Apache Flink and Apache Iceberg
I recently tried out using Flink with Apache Paimon. Paimon is a “Streaming data lake platform with high-speed data ingestion”. My hope is to find a convenient way for Flink to send data to s3 for longer term storage in a format that I can query easily again if need to down the line.
Paimon was straight forward to get up and running within Flink and it stored data in s3 in ORC format. ORC is not a format I’ve worked with before so I wasn’t too excited by it and unfortunately I didn’t see a option to change the format.
After trying Paimon, I was reminded of Apache Iceberg. Paimon is still in the Incubating stage at Apache and Iceberg graduated from the Incubator in 2020 so Iceberg might have been a more mature solution for me to try out first.
Having tried Iceberg, the data that it produces in an s3 bucket after CDCing from a test database seems more usable to me compared to the ORC Files produced by Paimon. The data is stored in parquet format and its snapshots are stored in Avro format, which I have some experience with. It has added metadata files too in json format.
The folder structure it creates on s3 is below. Its a folder structure with the name of the database and a folder per table. Inside each “table” is a data folder with the parquet files and a “metadata” folder with snapshots in avro format.
my-test-bucket/iceberg/
└── my_database
└── my_products
├── data
│ └── 00000-0-97c48300-6a94-485e-ae0d-d103aec5731f-00001.parquet
└── metadata
├── 8bf311cc-aa78-4fe3-b6ce-c8c1191c9591-m0.avro
├── snap-818359114004327704-1-681279e0-1f89-428e-8ca4-350082edd535.avro
├── v22.metadata.json
└── version-hint.text
I was able to insert more records in to the test database and Flink picked up on the changes. The new records added to the Iceberg data in s3 without issue.

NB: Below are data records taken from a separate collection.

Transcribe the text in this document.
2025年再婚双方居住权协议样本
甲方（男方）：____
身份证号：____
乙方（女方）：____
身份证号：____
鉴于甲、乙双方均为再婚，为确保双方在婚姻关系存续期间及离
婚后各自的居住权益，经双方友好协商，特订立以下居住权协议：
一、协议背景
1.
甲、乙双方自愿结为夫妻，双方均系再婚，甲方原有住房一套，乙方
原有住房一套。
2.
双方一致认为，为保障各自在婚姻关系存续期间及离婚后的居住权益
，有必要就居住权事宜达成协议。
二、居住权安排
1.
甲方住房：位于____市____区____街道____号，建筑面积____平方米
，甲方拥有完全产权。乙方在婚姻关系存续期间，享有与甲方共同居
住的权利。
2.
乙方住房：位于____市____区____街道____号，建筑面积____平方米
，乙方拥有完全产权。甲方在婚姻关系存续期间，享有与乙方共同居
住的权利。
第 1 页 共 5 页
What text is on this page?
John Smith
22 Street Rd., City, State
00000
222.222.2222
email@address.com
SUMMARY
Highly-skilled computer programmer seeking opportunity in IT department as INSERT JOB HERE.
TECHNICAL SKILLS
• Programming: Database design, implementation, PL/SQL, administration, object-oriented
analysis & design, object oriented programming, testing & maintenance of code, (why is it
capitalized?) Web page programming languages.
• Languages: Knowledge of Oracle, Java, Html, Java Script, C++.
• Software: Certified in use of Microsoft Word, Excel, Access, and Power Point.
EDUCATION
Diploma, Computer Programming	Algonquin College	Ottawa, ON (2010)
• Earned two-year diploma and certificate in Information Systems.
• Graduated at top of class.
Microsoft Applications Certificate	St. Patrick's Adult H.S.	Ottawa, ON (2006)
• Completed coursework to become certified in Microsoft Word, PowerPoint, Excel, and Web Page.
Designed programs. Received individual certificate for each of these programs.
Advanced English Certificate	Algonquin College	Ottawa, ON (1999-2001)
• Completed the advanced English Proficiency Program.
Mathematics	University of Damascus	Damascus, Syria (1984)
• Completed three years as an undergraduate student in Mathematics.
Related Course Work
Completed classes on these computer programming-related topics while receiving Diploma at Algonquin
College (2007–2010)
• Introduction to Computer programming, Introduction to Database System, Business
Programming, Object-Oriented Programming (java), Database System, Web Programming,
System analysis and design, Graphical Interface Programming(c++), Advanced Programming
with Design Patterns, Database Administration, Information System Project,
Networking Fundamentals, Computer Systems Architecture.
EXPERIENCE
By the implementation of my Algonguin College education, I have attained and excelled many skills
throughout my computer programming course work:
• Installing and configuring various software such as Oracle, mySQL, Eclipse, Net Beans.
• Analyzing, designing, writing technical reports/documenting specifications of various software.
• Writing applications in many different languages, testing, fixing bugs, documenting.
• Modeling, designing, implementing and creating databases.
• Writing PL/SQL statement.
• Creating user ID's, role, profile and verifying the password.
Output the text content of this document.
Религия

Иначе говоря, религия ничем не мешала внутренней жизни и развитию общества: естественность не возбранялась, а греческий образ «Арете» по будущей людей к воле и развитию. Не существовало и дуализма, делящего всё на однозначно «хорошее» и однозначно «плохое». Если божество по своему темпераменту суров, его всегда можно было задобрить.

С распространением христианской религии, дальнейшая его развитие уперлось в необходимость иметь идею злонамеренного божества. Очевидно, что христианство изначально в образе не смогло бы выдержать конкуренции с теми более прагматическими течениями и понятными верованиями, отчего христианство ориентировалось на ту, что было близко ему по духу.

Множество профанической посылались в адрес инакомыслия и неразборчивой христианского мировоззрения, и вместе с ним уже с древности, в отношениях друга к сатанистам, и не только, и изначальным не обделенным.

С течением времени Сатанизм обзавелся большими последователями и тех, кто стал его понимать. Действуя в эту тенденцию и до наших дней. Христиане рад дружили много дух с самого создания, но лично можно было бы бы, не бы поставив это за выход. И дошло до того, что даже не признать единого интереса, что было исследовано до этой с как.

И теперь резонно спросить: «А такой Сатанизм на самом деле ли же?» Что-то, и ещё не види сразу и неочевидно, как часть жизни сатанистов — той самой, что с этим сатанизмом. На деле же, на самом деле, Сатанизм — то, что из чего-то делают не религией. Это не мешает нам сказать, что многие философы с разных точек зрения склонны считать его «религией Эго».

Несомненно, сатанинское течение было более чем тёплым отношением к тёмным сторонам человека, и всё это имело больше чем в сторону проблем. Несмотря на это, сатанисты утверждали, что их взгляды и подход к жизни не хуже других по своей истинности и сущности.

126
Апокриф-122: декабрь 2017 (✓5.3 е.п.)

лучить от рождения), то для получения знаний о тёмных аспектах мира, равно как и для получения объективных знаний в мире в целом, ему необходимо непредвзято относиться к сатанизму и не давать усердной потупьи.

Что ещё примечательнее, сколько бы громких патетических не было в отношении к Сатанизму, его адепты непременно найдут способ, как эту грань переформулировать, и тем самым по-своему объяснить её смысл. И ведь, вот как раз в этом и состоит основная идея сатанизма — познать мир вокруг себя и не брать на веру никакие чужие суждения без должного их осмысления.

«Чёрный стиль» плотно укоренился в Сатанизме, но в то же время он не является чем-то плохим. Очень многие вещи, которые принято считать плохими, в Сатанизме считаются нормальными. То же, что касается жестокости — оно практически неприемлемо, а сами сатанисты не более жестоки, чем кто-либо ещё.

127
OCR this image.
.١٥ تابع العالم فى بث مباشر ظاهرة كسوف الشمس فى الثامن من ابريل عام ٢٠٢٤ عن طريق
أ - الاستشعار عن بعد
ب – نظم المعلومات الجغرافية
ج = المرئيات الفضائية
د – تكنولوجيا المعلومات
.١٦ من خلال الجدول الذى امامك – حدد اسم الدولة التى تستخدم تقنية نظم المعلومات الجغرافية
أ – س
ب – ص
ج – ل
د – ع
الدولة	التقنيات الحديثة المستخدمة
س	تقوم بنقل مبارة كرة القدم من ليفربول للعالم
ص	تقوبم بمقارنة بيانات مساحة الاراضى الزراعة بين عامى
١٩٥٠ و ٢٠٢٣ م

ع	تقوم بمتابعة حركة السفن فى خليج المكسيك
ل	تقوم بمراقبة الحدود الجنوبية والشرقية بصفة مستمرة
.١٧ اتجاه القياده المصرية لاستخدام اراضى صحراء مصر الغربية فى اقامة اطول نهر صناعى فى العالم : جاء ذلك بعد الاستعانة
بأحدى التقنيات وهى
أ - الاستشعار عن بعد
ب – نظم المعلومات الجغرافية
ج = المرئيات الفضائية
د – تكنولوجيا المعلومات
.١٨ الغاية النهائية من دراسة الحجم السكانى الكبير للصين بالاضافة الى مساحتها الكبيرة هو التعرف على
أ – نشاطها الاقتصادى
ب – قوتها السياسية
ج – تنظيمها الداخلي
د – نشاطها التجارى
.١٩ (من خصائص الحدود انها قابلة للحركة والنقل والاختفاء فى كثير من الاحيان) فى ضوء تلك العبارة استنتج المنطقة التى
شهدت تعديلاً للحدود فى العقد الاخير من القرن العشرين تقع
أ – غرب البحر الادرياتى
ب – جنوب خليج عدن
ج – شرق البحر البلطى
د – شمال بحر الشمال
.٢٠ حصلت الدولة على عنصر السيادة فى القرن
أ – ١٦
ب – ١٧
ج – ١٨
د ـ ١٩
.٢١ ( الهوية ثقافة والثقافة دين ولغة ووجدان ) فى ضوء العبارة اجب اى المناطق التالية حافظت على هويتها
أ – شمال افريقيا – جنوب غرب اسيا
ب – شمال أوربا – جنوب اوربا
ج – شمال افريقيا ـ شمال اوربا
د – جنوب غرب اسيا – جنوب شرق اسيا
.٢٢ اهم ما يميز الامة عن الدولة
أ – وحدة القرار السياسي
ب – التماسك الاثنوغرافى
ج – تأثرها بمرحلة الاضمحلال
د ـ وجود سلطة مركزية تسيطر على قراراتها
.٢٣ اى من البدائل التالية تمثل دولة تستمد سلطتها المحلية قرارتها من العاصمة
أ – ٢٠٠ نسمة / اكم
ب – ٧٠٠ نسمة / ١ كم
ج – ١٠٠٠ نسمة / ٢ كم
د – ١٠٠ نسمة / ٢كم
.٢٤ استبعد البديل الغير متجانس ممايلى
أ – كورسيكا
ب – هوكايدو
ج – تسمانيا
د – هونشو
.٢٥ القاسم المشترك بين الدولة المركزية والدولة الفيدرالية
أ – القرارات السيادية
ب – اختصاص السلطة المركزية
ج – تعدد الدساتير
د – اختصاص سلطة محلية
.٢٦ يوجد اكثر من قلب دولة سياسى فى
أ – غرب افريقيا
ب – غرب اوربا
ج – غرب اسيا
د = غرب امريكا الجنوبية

When I altered the table to add a new column however I didn’t see that reflected in the data in s3. The newer metadata files created after adding a column still show a structure with the 3 original fields in it and not 4 as expected. So theres more to learn there.
Even though Im working with only a dozen records or so for testing, the Sink task in the Flink job continued to be busy after sending all the data, which is a bit concerning for such as small number of records. Though it could be the checkpointing as I had that set to checkpoint everey 10 seconds which is a bit much and adds a bit of overhead to its workload as far as I know.
With the data now in s3, I was able to start a new Flink job and query the existing data which is great. Overall, using Iceberg could be a great option for long term storage of data on s3 in a structured format that Flink or other tools like Apache Drill can readily query when needed.
The source to replicate this is on Github at https://github.com/gordonmurray/apache_flink_and_iceberg. The main part to get this running was the SQL command in Flink to create a catalog, nearly identical to the process for Paimon too.
CREATE CATALOG s3_catalog WITH (
'type' = 'iceberg',
'catalog-type' = 'hadoop',
'warehouse' = 's3a://my-test-bucket-gordon/iceberg',
's3a.access-key' = 'xxxxxx',
's3a.secret-key' = 'xxxxx',
'property-version' = '1'
);
After creating a database, a table and sending some data to the table. I was able to start another Flink Job, define the catalog again and query the data on s3 just like I would in a relational database:
use catalog s3_catalog;
use my_database;
select * from my_products;
So all I have to do now if figure out how Iceberg handles schema changes!